A search for the ostensibly California-based Galaxy Labs yields odd results, because there are a lot of companies with that name, including a veterinary diagnostics firm, a woke-sounding VR manufacturer and Wisconsin’s No. 1 premium supplement retailer. Instagram has what you’re looking for—nominally, at least. Amid @galaxylabscalifornia’s admittedly wondrous images of mushroom spores glowing under ultraviolet light, there’s not a link to be found.

Follow a handful of mushroom-centric Instagram accounts, and you’ll attract the attention of fly-by-night spammers with appeals to “legalize nature” and promises of discreet shipping. The times haven’t changed completely, though. Reached for comment over Instagram, the Living Church replied, “We are not interested in press.” 

Space Age packaging on mushroom edibles resembles that of cannabis-infused products, which are legal under California law. | Source: RJ Mickelson/The Standard

‘A Wormhole Straight to Uranus’

Unlike East Oakland’s more established Zide Door church, which was famously raided by police in 2020 for its mushroom sacraments and has recently opened a second location in SoMa, the Living Church doesn’t have metal detectors. There, spiritual guidance comes in the form of a Vibrant Minds honey nut granola bar, sold in the kind of vaguely Space Age packaging that cannabis edibles come in—evoking Honey Nut Cheerios, bee and all.

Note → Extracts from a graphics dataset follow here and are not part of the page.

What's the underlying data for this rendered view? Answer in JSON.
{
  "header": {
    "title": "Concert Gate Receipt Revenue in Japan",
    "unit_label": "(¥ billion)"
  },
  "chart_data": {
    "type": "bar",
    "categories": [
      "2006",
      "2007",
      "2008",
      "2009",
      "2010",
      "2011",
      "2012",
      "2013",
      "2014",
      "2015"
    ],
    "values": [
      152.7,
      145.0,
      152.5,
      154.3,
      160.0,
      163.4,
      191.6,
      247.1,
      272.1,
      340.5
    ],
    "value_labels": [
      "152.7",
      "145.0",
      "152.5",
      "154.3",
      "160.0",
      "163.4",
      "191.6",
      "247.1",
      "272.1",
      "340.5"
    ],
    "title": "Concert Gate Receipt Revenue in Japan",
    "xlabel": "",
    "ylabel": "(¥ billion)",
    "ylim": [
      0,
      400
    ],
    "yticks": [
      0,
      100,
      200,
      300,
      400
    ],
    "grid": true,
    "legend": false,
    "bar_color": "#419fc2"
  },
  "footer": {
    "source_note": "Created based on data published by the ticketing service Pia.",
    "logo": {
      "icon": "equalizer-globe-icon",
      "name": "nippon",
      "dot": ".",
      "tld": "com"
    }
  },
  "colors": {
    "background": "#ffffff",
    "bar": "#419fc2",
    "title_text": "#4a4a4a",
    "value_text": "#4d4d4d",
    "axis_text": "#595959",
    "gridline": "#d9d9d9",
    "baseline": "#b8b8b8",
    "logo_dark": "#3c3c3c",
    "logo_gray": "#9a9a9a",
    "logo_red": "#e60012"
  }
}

As sacraments go, psychedelic mushrooms are more intense than the average Communion wafer. Even at lower doses, eating psychoactive mushrooms on their own often causes a bit of nausea. It used to be that you had to have a friend with rudimentary ganache-making skills and a confectionery mold take homegrown shrooms and encase them in chocolatey goodness. 

Now you can walk into a shop filled with pipes and ask for Galaxy Labs’ 72% cacao bar containing 24 segments of 150 milligrams each. 

That’s a lot. Consume half the bar, and you’ll be tripping hard. Eat 16 pieces, and you’ll enter “a wormhole straight to Uranus,” as the label suggestively puts it.

As with the availability of cannabis in 2010, before California legalized recreational use, it can feel like sellers are begging for a SWAT team to rappel in through the skylight. At least, never before in human history has anyone seemed to flaunt penis envy.